Israël est la complexité même. Le monde juif est la complexité même. Et c’est bien ainsi. Israël invite à réfléchir sans trêve, dans l’angoisse et dans l’ivresse. Le monde juif invite à réfléchir sans trêve, dans l’angoisse et dans l’ivresse. Et c’est bien ainsi. Israël est le cœur du réacteur nucléaire qui nous fournit l’énergie qui nous anime, une énergie infinie pour qui le veut — ou ne le veut pas. Ce que je viens d’écrire semblera quelque peu high-sounding, je n’en ai que faire. Chaque matin, au réveil, je remercie le peuple juif et Israël.

La dénonciation radicale de l’État d’Israël par des Juifs reste pour moi un grand sujet d’interrogation. Je laisse pour l’heure de côté ceux qui le font ouvertement — bruyamment — pour des raisons religieuses, eschatologiques pourrait-on dire. Je me console en me répétant que la richesse de la pensée juive est telle qu’il faut admettre une telle dénonciation. J’espère ne pas me consoler à bon compte. Mais après ! Je me dis que l’antisémitisme/antisionisme doit l’expliquer au moins en partie. Je me dis que des Juifs se sentent contraints de donner des gages à leurs ennemis, d’en rajouter même. Il me semble qu’il y a un rapport mécanique entre le degré d’antisémitisme/antisionisme et la virulence de la dénonciation d’Israël par des Juifs, tant d’Israël que de la diaspora. Ce n’est probablement qu’un aspect d’une immense question mais il doit être scrupuleusement étudié.

Jean Daniel fait partie de ces ‟distinguished figures” dont se moque poliment Douglas Kear Murray dans son discours ‟Israel & Nuclear Iran”. Intellectuel français vieillissant, mascotte d’une génération elle aussi vieillissante et vidée à présent de toute substance, ce Père-la-pantoufle — alias Pépé-la-tisane — s’efforce de préserver sa tranquillité mentale en se pelotonnant sur lui-même, dans une suite d’arguments qui se contemplent dans le miroir, principalement lorsque le sujet du débat est Israël. Les temps qui approchent ont besoin d’hommes d’une autre trempe ; le monde juif et Israël n’en manquent pas.
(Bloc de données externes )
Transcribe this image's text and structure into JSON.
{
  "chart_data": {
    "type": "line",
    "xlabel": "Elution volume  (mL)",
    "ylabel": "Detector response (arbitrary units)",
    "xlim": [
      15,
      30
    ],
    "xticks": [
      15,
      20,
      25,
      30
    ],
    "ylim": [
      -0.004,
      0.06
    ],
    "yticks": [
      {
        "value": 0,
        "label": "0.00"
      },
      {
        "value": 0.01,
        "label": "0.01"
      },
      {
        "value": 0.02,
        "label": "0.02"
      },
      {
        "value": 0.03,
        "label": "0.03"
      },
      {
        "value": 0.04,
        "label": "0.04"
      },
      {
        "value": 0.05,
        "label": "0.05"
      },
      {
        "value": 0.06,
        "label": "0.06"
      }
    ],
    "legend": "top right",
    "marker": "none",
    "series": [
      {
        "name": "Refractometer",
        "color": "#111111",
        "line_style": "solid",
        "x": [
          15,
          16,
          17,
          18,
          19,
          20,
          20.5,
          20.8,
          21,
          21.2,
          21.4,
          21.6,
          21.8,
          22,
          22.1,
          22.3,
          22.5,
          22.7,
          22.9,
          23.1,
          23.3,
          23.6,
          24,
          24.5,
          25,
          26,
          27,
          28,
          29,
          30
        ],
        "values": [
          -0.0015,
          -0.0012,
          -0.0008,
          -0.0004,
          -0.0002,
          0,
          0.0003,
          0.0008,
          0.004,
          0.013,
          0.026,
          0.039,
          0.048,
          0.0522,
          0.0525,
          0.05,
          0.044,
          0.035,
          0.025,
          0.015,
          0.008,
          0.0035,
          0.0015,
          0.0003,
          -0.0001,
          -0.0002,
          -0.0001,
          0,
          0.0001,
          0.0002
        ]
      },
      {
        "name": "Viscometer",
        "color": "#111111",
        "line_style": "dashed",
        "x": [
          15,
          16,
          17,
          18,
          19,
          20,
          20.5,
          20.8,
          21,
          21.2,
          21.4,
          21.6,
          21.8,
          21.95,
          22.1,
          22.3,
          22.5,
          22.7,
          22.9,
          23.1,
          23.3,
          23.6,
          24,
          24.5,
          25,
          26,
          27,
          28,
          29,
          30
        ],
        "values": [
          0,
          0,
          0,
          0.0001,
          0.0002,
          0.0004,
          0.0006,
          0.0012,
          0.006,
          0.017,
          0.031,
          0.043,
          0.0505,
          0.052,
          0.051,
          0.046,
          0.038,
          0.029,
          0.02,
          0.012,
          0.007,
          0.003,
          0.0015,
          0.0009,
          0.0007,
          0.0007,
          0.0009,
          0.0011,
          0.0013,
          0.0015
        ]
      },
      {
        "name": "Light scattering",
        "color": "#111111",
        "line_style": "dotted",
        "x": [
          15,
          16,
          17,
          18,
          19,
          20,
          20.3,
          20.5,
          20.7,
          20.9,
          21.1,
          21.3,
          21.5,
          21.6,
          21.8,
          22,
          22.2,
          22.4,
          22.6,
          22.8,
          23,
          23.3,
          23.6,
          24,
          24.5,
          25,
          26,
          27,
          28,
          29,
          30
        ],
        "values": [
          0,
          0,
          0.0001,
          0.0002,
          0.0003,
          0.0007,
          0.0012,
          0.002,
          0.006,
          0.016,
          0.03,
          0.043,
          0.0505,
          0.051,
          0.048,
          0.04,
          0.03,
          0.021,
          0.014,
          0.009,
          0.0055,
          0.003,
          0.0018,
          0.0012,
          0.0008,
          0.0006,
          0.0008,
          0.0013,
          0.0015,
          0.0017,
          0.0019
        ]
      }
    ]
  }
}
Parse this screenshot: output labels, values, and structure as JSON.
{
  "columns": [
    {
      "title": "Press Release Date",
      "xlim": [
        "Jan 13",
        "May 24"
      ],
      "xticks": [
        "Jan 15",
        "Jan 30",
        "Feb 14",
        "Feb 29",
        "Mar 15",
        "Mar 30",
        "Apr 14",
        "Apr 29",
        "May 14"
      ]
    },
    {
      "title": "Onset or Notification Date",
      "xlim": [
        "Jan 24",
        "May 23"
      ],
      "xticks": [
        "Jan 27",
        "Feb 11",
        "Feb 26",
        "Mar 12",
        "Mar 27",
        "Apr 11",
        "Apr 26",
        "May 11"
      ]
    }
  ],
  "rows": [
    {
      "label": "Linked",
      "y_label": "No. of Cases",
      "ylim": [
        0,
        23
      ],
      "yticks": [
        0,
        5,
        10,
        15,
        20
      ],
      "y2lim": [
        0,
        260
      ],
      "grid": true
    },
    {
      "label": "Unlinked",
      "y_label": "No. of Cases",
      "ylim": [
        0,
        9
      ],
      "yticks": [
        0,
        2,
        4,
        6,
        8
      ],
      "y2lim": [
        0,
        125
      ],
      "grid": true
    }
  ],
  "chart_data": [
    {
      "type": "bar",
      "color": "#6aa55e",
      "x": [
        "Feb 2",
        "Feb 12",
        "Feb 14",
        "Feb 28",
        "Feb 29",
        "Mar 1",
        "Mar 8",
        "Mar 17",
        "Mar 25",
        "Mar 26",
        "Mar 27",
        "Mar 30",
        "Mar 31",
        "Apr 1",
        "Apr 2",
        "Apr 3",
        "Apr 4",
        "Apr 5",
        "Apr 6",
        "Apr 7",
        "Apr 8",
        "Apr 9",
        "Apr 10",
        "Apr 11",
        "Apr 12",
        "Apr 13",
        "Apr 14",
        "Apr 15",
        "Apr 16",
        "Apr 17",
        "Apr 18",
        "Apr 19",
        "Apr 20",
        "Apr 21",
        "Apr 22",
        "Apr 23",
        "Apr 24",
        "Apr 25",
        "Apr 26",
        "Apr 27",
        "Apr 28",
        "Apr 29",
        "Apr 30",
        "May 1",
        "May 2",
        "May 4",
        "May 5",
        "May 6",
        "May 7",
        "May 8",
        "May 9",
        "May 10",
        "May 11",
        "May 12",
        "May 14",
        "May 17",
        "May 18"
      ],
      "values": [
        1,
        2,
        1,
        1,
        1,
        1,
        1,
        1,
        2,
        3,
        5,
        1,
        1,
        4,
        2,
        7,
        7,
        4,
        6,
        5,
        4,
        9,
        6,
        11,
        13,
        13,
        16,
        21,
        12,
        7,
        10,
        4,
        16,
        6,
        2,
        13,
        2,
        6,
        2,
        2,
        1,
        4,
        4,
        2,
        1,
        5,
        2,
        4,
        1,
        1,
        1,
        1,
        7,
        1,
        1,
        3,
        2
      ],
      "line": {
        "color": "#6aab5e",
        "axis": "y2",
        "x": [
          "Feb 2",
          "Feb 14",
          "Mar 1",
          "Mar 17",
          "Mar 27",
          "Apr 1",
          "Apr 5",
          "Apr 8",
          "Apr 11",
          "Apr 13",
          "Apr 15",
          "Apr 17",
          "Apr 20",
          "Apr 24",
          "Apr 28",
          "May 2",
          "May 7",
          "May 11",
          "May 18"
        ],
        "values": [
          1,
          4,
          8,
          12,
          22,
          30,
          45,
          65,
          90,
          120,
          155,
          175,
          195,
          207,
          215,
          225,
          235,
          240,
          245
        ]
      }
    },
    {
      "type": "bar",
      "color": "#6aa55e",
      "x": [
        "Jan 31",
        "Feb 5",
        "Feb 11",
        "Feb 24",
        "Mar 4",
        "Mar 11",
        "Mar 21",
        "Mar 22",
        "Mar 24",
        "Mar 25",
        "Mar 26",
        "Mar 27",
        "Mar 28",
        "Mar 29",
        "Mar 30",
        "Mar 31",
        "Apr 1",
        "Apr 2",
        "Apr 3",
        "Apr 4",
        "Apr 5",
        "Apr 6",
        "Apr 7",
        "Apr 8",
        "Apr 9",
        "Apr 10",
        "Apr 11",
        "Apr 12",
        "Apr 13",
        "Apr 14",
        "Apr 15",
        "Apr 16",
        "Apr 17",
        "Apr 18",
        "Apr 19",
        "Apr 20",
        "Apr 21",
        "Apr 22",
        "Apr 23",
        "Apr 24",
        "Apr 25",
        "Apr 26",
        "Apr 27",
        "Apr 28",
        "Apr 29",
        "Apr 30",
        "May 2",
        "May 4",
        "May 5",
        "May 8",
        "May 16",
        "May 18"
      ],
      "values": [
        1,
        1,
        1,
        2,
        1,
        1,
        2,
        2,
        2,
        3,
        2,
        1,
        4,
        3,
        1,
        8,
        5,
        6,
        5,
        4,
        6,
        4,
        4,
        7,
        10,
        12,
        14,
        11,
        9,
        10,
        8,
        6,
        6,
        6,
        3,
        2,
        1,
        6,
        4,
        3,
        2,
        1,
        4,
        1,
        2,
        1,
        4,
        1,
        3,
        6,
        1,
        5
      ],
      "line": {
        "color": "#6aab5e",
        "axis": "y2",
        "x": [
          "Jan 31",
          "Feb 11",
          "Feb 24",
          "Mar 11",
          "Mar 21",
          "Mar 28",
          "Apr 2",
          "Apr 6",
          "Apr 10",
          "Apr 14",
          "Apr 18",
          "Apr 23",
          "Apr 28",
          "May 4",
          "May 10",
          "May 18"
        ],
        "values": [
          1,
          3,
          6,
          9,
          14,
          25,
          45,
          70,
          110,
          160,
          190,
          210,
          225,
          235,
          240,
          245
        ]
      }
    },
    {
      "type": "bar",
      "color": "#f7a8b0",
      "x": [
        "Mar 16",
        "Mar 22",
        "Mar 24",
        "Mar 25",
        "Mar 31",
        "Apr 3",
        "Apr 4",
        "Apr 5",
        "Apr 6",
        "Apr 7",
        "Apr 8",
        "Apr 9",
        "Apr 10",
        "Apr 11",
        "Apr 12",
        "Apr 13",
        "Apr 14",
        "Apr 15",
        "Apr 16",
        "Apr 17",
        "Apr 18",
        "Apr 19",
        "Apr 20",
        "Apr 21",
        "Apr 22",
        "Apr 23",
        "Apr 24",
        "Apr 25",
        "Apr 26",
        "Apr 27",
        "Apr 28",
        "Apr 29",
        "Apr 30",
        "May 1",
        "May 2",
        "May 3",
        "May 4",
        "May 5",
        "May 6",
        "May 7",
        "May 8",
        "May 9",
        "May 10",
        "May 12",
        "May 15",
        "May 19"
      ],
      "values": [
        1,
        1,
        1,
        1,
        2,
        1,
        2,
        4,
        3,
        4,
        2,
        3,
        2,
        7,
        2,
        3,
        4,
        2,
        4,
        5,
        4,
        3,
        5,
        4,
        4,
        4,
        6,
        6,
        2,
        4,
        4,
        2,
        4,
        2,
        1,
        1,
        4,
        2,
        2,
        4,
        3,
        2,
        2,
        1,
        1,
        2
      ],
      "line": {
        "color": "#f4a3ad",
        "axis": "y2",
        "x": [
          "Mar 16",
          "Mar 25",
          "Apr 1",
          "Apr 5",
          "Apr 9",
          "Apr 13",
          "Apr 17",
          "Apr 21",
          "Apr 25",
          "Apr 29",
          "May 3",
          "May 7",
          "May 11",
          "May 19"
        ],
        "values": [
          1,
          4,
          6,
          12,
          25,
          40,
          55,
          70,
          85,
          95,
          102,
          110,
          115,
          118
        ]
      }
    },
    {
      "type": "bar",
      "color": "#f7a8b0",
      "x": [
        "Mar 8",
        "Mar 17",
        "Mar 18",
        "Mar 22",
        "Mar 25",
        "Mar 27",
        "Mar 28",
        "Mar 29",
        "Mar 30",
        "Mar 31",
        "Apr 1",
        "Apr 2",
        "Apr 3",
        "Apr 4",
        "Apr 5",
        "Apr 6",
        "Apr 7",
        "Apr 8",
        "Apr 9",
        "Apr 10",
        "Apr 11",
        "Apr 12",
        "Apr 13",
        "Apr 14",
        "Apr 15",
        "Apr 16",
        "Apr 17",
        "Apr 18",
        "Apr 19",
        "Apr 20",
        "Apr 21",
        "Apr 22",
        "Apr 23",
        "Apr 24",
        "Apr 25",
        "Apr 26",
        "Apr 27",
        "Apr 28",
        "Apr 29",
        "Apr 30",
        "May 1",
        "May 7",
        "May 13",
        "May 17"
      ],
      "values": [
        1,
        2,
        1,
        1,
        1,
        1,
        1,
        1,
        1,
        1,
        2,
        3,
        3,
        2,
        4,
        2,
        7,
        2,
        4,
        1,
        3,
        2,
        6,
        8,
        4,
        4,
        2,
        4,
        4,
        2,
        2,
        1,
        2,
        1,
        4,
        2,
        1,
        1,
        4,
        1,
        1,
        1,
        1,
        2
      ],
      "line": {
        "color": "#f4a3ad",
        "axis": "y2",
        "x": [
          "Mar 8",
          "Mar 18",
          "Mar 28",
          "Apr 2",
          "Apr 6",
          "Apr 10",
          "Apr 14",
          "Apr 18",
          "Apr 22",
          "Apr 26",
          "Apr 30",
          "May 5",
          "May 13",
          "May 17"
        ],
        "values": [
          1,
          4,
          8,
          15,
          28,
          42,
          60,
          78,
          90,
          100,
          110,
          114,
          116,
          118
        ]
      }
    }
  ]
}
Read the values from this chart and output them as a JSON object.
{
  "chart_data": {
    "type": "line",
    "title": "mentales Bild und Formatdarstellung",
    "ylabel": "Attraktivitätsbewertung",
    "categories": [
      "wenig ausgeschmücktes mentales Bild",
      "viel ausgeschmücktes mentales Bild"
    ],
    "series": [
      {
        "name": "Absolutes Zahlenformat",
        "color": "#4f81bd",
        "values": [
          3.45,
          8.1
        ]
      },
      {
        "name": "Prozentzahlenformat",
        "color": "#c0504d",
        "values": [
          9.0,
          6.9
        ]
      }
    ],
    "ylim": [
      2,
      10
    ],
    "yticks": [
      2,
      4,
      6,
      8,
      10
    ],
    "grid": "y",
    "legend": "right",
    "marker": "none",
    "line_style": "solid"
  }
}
La richesse juive tient aussi à un immense passé de diaspora. La fondation — ou, plutôt, la re-fondation de l’État d’Israël — ajoute à cette richesse. La diaspora est toujours présente, bien vivante, avec ses grandeurs et ses misères ; parmi ces dernières, les contempteurs de l’État d’Israël (citons Abraham Serfaty, récemment décédé) qui ajoutent  néanmoins à la diversité des regards juifs sur ce pays. Je ne les aime pas mais leurs dénonciations m’obligent à amplifier sans cesse la réflexion et la connaissance dans le but de mieux ajuster mes coups contre eux. Pas toujours facile, surtout quand ces derniers sont des religieux.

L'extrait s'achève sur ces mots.